Be careful of your word choice. If you say “death” when you should say “life”, well, you just lost your gamble. Your sneaky, childish gamble.
Also, beware of Sicilians.
- “Life IS pain! Anyone who says differently is selling something!”
There are people who sell things. And for some reason, they try to convince you that whatever they sell will make life a happy, joyous, romp through flower fields.
But no product can do that. No thing can get you through the Fire Swamp. Only Westley can do that.
- “Eyes like the sea after a storm”
If you find some one with eyes like the sea after a storm, you are morally obligated to marry him or her.
- “Oh my sweet Westley! What have I done?”
It is never too late to throw one’s self done a hill in an effort to join one’s true love. But you only get full points for doing somersaults.
- “Who says life is fair?”
This a sad truth. One that we need fairy tales to tell us. By means of making everything come out fair. An ideal world, the world as it should be. This is the beauty of fairy tales.
- “Westley and I are joined by the bonds of love. And you cannot track that, not with a thousand bloodhounds. And you cannot break that, not with a thousand swords. And I say you are a coward, it is only because you are the slimiest weakling every to crawl the face of the earth!”
True love will conquer all. This is not just a convention. This is poetry. This is truth. This truth is the source of all poetry.
And this is the most spunk that Buttercup shows for the entire movie. In fact, it is only here is where we start to like her again. Because, darn it, she needs to fight for her love. Love is worth fighting for!

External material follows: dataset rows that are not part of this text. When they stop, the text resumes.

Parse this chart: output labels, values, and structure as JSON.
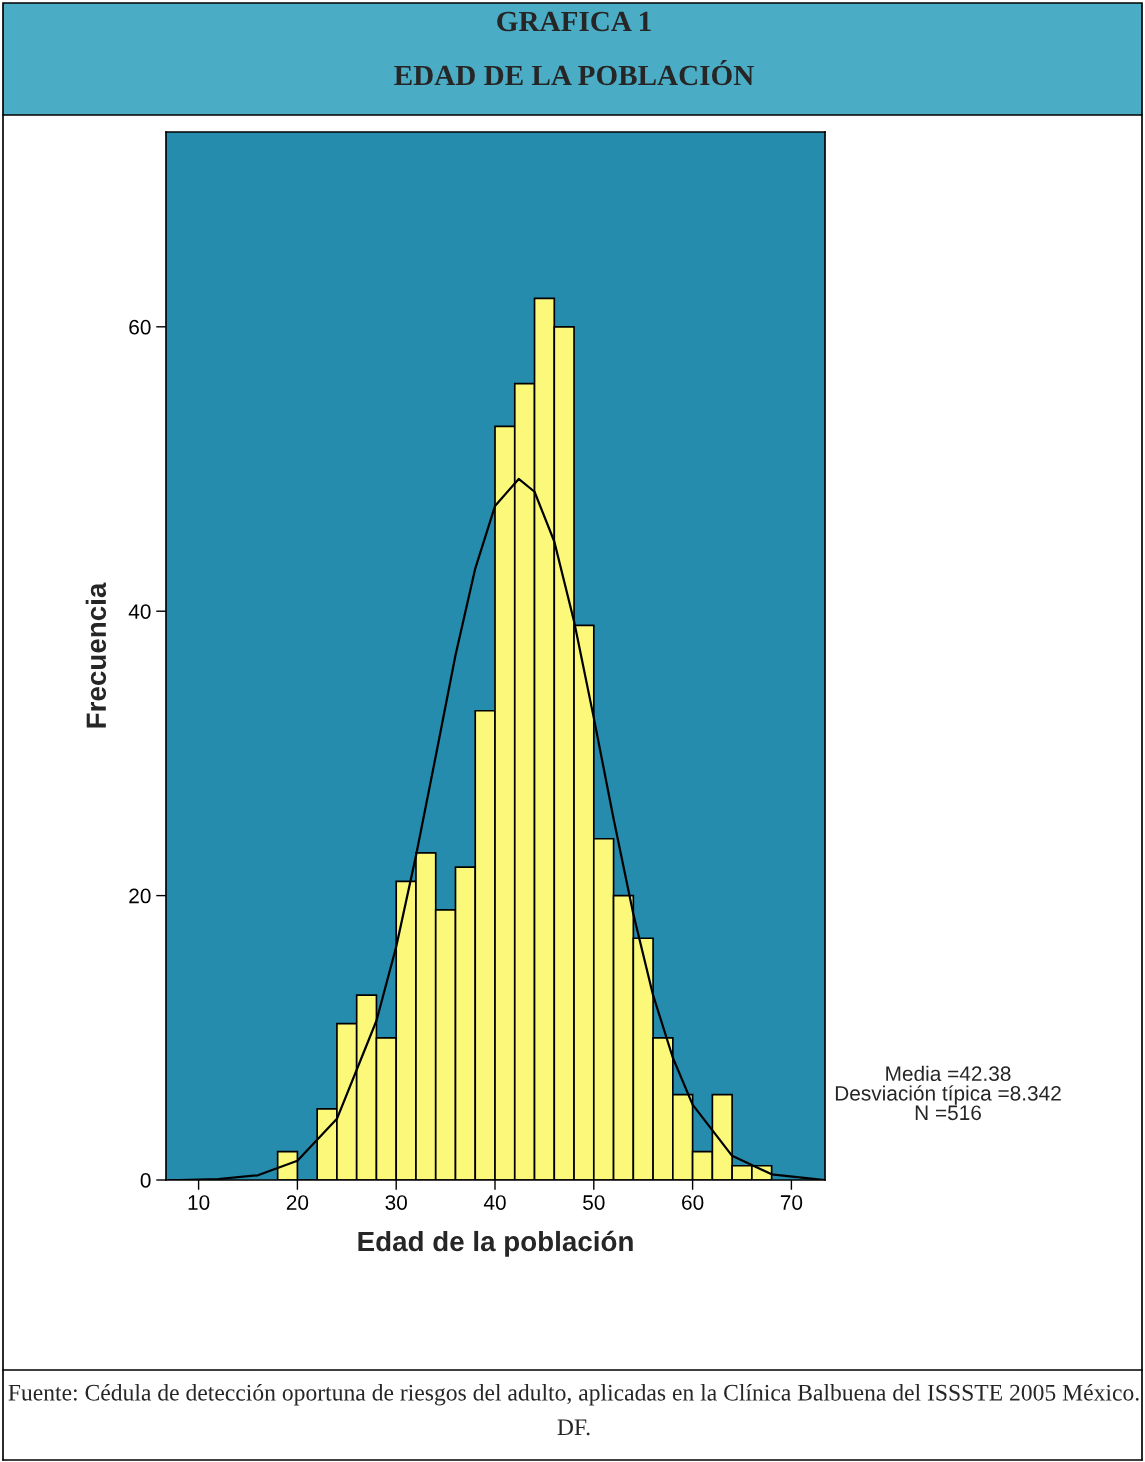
{
  "chart_data": {
    "type": "histogram",
    "title": "GRAFICA 1",
    "subtitle": "EDAD DE LA POBLACIÓN",
    "xlabel": "Edad de la población",
    "ylabel": "Frecuencia",
    "bins": [
      18,
      20,
      22,
      24,
      26,
      28,
      30,
      32,
      34,
      36,
      38,
      40,
      42,
      44,
      46,
      48,
      50,
      52,
      54,
      56,
      58,
      60,
      62,
      64,
      66,
      68
    ],
    "values": [
      2,
      0,
      5,
      11,
      13,
      10,
      21,
      23,
      19,
      22,
      33,
      53,
      56,
      62,
      60,
      39,
      24,
      20,
      17,
      10,
      6,
      2,
      6,
      1,
      1
    ],
    "color": "#fbf87a",
    "series": [
      {
        "type": "line",
        "color": "#000000",
        "x": [
          7,
          8,
          12,
          16,
          20,
          24,
          28,
          30,
          32,
          34,
          36,
          38,
          40,
          42.4,
          44,
          46,
          48,
          50,
          52,
          54,
          56,
          58,
          60,
          64,
          68,
          72,
          73.4
        ],
        "values": [
          0,
          0,
          0.07,
          0.33,
          1.35,
          4.3,
          11.2,
          16.4,
          22.8,
          29.8,
          36.9,
          43.0,
          47.4,
          49.3,
          48.4,
          44.9,
          39.3,
          32.5,
          25.4,
          18.7,
          13.0,
          8.6,
          5.3,
          1.7,
          0.4,
          0.1,
          0
        ]
      }
    ],
    "xlim": [
      6.7,
      73.4
    ],
    "ylim": [
      0,
      73.7
    ],
    "xticks": [
      10,
      20,
      30,
      40,
      50,
      60,
      70
    ],
    "yticks": [
      0,
      20,
      40,
      60
    ],
    "grid": false,
    "annotations": [
      "Media =42.38\nDesviación típica =8.342\nN =516",
      "Fuente: Cédula de detección oportuna de riesgos del adulto, aplicadas en la Clínica Balbuena del ISSSTE 2005 México. DF."
    ]
  }
}
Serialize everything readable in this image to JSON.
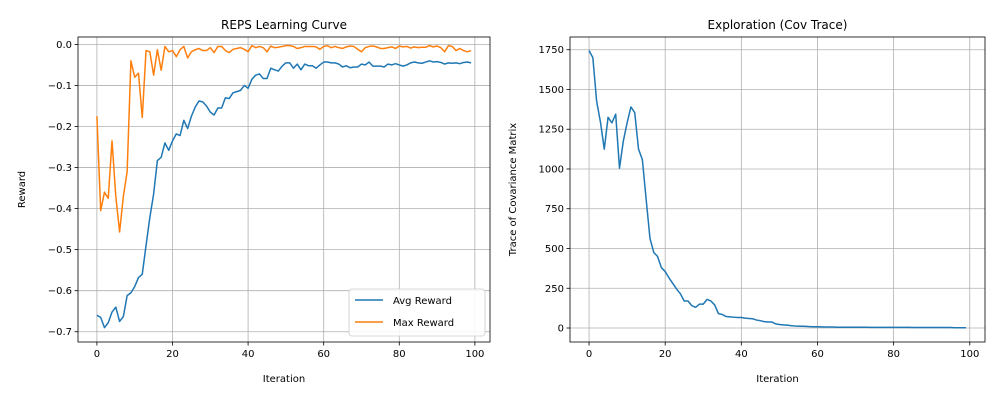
{
  "colors": {
    "blue": "#1f77b4",
    "orange": "#ff7f0e",
    "grid": "#b0b0b0"
  },
  "chart_data": [
    {
      "type": "line",
      "title": "REPS Learning Curve",
      "xlabel": "Iteration",
      "ylabel": "Reward",
      "xlim": [
        -5,
        104
      ],
      "ylim": [
        -0.725,
        0.018
      ],
      "xticks": [
        0,
        20,
        40,
        60,
        80,
        100
      ],
      "yticks": [
        0.0,
        -0.1,
        -0.2,
        -0.3,
        -0.4,
        -0.5,
        -0.6,
        -0.7
      ],
      "ytick_labels": [
        "0.0",
        "−0.1",
        "−0.2",
        "−0.3",
        "−0.4",
        "−0.5",
        "−0.6",
        "−0.7"
      ],
      "grid": true,
      "legend": "lower-right",
      "series": [
        {
          "name": "Avg Reward",
          "color": "#1f77b4",
          "y": [
            -0.66,
            -0.665,
            -0.69,
            -0.678,
            -0.652,
            -0.64,
            -0.675,
            -0.663,
            -0.612,
            -0.605,
            -0.59,
            -0.568,
            -0.56,
            -0.49,
            -0.422,
            -0.365,
            -0.283,
            -0.275,
            -0.24,
            -0.258,
            -0.235,
            -0.218,
            -0.222,
            -0.185,
            -0.205,
            -0.175,
            -0.153,
            -0.138,
            -0.14,
            -0.15,
            -0.165,
            -0.172,
            -0.155,
            -0.155,
            -0.13,
            -0.132,
            -0.118,
            -0.115,
            -0.112,
            -0.1,
            -0.107,
            -0.085,
            -0.075,
            -0.072,
            -0.083,
            -0.083,
            -0.058,
            -0.062,
            -0.065,
            -0.053,
            -0.045,
            -0.045,
            -0.058,
            -0.048,
            -0.062,
            -0.048,
            -0.052,
            -0.052,
            -0.058,
            -0.05,
            -0.043,
            -0.043,
            -0.045,
            -0.045,
            -0.048,
            -0.055,
            -0.052,
            -0.057,
            -0.055,
            -0.055,
            -0.048,
            -0.05,
            -0.043,
            -0.053,
            -0.053,
            -0.053,
            -0.055,
            -0.048,
            -0.05,
            -0.047,
            -0.05,
            -0.053,
            -0.05,
            -0.045,
            -0.043,
            -0.045,
            -0.046,
            -0.043,
            -0.04,
            -0.043,
            -0.042,
            -0.044,
            -0.048,
            -0.045,
            -0.046,
            -0.045,
            -0.047,
            -0.044,
            -0.043,
            -0.045
          ]
        },
        {
          "name": "Max Reward",
          "color": "#ff7f0e",
          "y": [
            -0.175,
            -0.405,
            -0.36,
            -0.375,
            -0.235,
            -0.37,
            -0.457,
            -0.37,
            -0.31,
            -0.04,
            -0.08,
            -0.07,
            -0.178,
            -0.015,
            -0.018,
            -0.075,
            -0.013,
            -0.063,
            -0.005,
            -0.018,
            -0.015,
            -0.03,
            -0.013,
            -0.005,
            -0.033,
            -0.018,
            -0.013,
            -0.01,
            -0.015,
            -0.015,
            -0.008,
            -0.02,
            -0.005,
            -0.005,
            -0.015,
            -0.02,
            -0.012,
            -0.01,
            -0.008,
            -0.012,
            -0.018,
            -0.003,
            -0.008,
            -0.005,
            -0.008,
            -0.018,
            -0.004,
            -0.008,
            -0.007,
            -0.005,
            -0.003,
            -0.003,
            -0.005,
            -0.01,
            -0.008,
            -0.005,
            -0.005,
            -0.005,
            -0.006,
            -0.012,
            -0.005,
            -0.003,
            -0.008,
            -0.005,
            -0.008,
            -0.01,
            -0.006,
            -0.004,
            -0.005,
            -0.012,
            -0.018,
            -0.008,
            -0.005,
            -0.004,
            -0.006,
            -0.01,
            -0.01,
            -0.008,
            -0.006,
            -0.01,
            -0.004,
            -0.006,
            -0.005,
            -0.009,
            -0.006,
            -0.008,
            -0.007,
            -0.007,
            -0.003,
            -0.006,
            -0.004,
            -0.008,
            -0.018,
            -0.003,
            -0.005,
            -0.015,
            -0.01,
            -0.015,
            -0.018,
            -0.015
          ]
        }
      ]
    },
    {
      "type": "line",
      "title": "Exploration (Cov Trace)",
      "xlabel": "Iteration",
      "ylabel": "Trace of Covariance Matrix",
      "xlim": [
        -5,
        104
      ],
      "ylim": [
        -88,
        1830
      ],
      "xticks": [
        0,
        20,
        40,
        60,
        80,
        100
      ],
      "yticks": [
        0,
        250,
        500,
        750,
        1000,
        1250,
        1500,
        1750
      ],
      "ytick_labels": [
        "0",
        "250",
        "500",
        "750",
        "1000",
        "1250",
        "1500",
        "1750"
      ],
      "grid": true,
      "series": [
        {
          "color": "#1f77b4",
          "y": [
            1745,
            1700,
            1425,
            1295,
            1125,
            1325,
            1290,
            1345,
            1005,
            1175,
            1290,
            1390,
            1355,
            1125,
            1060,
            810,
            565,
            475,
            450,
            380,
            355,
            315,
            280,
            245,
            215,
            170,
            170,
            140,
            130,
            150,
            150,
            180,
            170,
            145,
            90,
            85,
            72,
            70,
            68,
            66,
            66,
            62,
            60,
            58,
            50,
            46,
            40,
            38,
            38,
            26,
            22,
            20,
            18,
            15,
            13,
            12,
            11,
            10,
            9,
            8,
            8,
            7,
            6,
            6,
            6,
            5,
            5,
            5,
            5,
            5,
            5,
            5,
            5,
            5,
            4,
            4,
            4,
            4,
            4,
            4,
            4,
            4,
            4,
            4,
            4,
            3,
            3,
            3,
            3,
            3,
            3,
            3,
            3,
            3,
            3,
            3,
            2,
            2,
            2,
            2
          ]
        }
      ]
    }
  ]
}
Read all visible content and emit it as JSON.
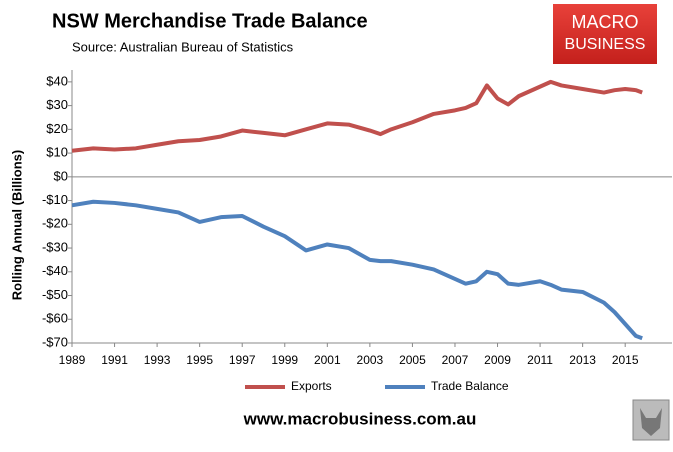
{
  "chart_data": {
    "type": "line",
    "title": "NSW Merchandise Trade Balance",
    "subtitle": "Source: Australian Bureau of Statistics",
    "y_label": "Rolling Annual (Billions)",
    "x": [
      1989,
      1990,
      1991,
      1992,
      1993,
      1994,
      1995,
      1996,
      1997,
      1998,
      1999,
      2000,
      2001,
      2002,
      2003,
      2003.5,
      2004,
      2005,
      2006,
      2007,
      2007.5,
      2008,
      2008.5,
      2009,
      2009.5,
      2010,
      2011,
      2011.5,
      2012,
      2013,
      2014,
      2014.5,
      2015,
      2015.5,
      2015.8
    ],
    "series": [
      {
        "name": "Exports",
        "color": "#c0504d",
        "values": [
          11,
          12,
          11.5,
          12,
          13.5,
          15,
          15.5,
          17,
          19.5,
          18.5,
          17.5,
          20,
          22.5,
          22,
          19.5,
          18,
          20,
          23,
          26.5,
          28,
          29,
          31,
          38.5,
          33,
          30.5,
          34,
          38,
          40,
          38.5,
          37,
          35.5,
          36.5,
          37,
          36.5,
          35.5
        ]
      },
      {
        "name": "Trade Balance",
        "color": "#4f81bd",
        "values": [
          -12,
          -10.5,
          -11,
          -12,
          -13.5,
          -15,
          -19,
          -17,
          -16.5,
          -21,
          -25,
          -31,
          -28.5,
          -30,
          -35,
          -35.5,
          -35.5,
          -37,
          -39,
          -43,
          -45,
          -44,
          -40,
          -41,
          -45,
          -45.5,
          -44,
          -45.5,
          -47.5,
          -48.5,
          -53,
          -57,
          -62,
          -67,
          -68
        ]
      }
    ],
    "xlim": [
      1989,
      2017.2
    ],
    "xticks": [
      1989,
      1991,
      1993,
      1995,
      1997,
      1999,
      2001,
      2003,
      2005,
      2007,
      2009,
      2011,
      2013,
      2015
    ],
    "ylim": [
      -70,
      45
    ],
    "yticks": [
      {
        "value": 40,
        "label": "$40"
      },
      {
        "value": 30,
        "label": "$30"
      },
      {
        "value": 20,
        "label": "$20"
      },
      {
        "value": 10,
        "label": "$10"
      },
      {
        "value": 0,
        "label": "$0"
      },
      {
        "value": -10,
        "label": "-$10"
      },
      {
        "value": -20,
        "label": "-$20"
      },
      {
        "value": -30,
        "label": "-$30"
      },
      {
        "value": -40,
        "label": "-$40"
      },
      {
        "value": -50,
        "label": "-$50"
      },
      {
        "value": -60,
        "label": "-$60"
      },
      {
        "value": -70,
        "label": "-$70"
      }
    ],
    "legend": "bottom"
  },
  "logo": [
    "MACRO",
    "BUSINESS"
  ],
  "website": "www.macrobusiness.com.au"
}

- “Mawiage! That bwessed awANGEment! That DWEAM, wivIN, a DWEAM!”
Somehow, truths are still truths. Even when spoken in a silly voice. Sweet, impressive clergymen will usually be there, pointing the way. If only we would listen and not rush off to start a war.
- “It’s possible, pig. I might be bluffing. It’s conceivable, you miserable, vomitous mass, that I’m only lying here because I lack the strength to stand. But, then again… perhaps I have the strength after all.”
Drop. Your. Sword.
When a man who is as passionate, intense, dedicated, and talented with words as Westley is tells you to drop your sword, do it. And then, if you are a woman, marry him.
- As you wish.
This is was one of the sweetest declaration of love in all on cinema. Until I watched Shakespeare. But “as you wish” still has the ring total devotion and self-sacrificing love. It cements this relationship as one that, indeed, remains one of the of the top five love stories of all time.If life is pain, than love is an even worse pain.
The kind that makes you do silly things, like polish saddles and split wood and fetch pitchers . . . . it yet it is one of the most beautiful things about being human.